The New York Times
October 3, 2013
Jack Whitten
By HOLLAND COTTER
Alexander Gray Associates
508 West 26th Street, Room 215, Chelsea
Through Oct. 12
With a career grazing the 50-year mark, Jack Whitten is still making work that looks like no one else’s, which is saying something, given the flood of abstract painting in New York in the past few years. He invented new forms of abstraction and standards of beauty to match them. Even more to his credit, he’s still restless enough to make every picture a complex one-off formal event. And he’s stayed invested enough in art as an intimate medium to make those events personal.
Several of the new pieces in his current solo show commemorate people who have been important to him. A beautiful painting dedicated to the artist Alan Shields (1944-2005) is a little ocean of cresting waves with a thin, multicolor necklace of paint, of a sort Shields might have used to adorn his cloth sculptures, floating over it. A tribute to Jayne Cortez (1934-2012) — poet, performer and wife of the sculptor Melvin Edwards — is a smoldering red and black paint field implanted with circular forms that suggest both CDs — Mr. Cortez recorded with a band called the Firespitters — and life preservers.

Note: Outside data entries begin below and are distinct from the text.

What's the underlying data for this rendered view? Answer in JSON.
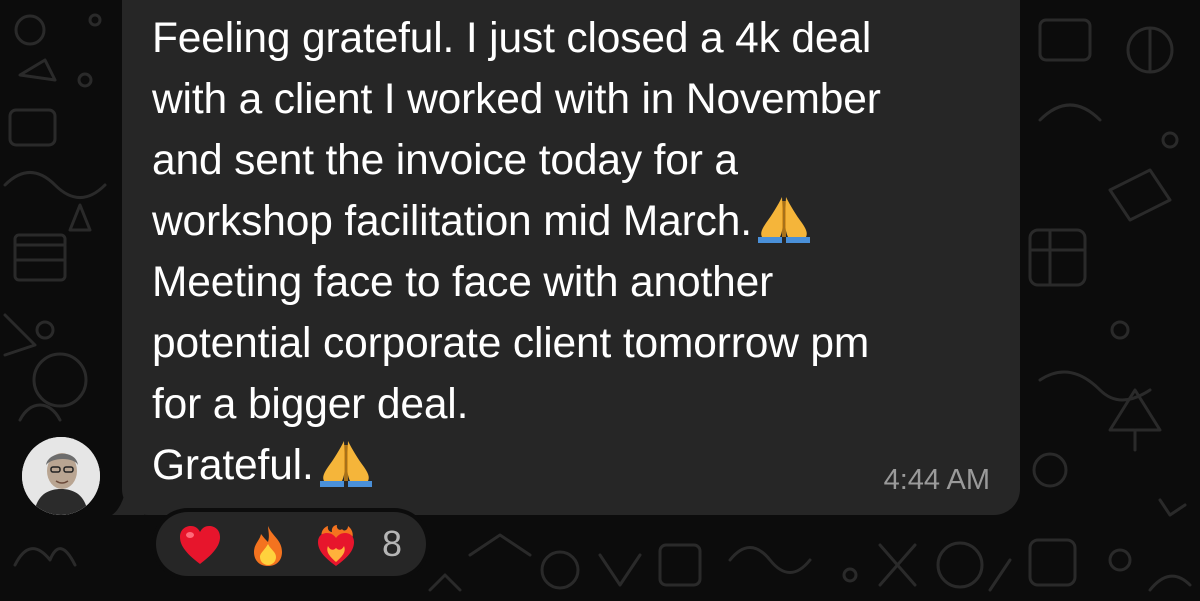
{
  "message": {
    "text_lines": [
      "Feeling grateful. I just closed a 4k deal",
      "with a client I worked with in November",
      "and sent the invoice today for a",
      "workshop facilitation mid March.",
      "Meeting face to face with another",
      "potential corporate client tomorrow pm",
      "for a bigger deal.",
      "Grateful."
    ],
    "emoji_after_line_4": "pray-emoji",
    "emoji_after_line_8": "pray-emoji",
    "timestamp": "4:44 AM"
  },
  "sender": {
    "avatar": "avatar-photo"
  },
  "reactions": {
    "items": [
      {
        "icon": "red-heart-emoji"
      },
      {
        "icon": "fire-emoji"
      },
      {
        "icon": "heart-on-fire-emoji"
      }
    ],
    "count": "8"
  },
  "colors": {
    "background": "#0c0c0c",
    "bubble": "#262626",
    "text": "#ffffff",
    "meta": "#9a9a9a"
  }
}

Ms. Cortez was an artist-activist; in a quieter way, Mr. Whitten always has been, too. Some of his very early work, like that seen in a survey called “Light Years: Jack Whitten 1971-73,” at the Rose Art Museum at Brandeis University through Dec. 15, emerged from the civil rights movement. And a new painting like the 2013 “Remote Control” at Gray is alert to politics right now. A sheet of darkness studded with gears and knobs like watching eyes, it says a lot of what abstraction can say about limitless surveillance and push-button annihilation.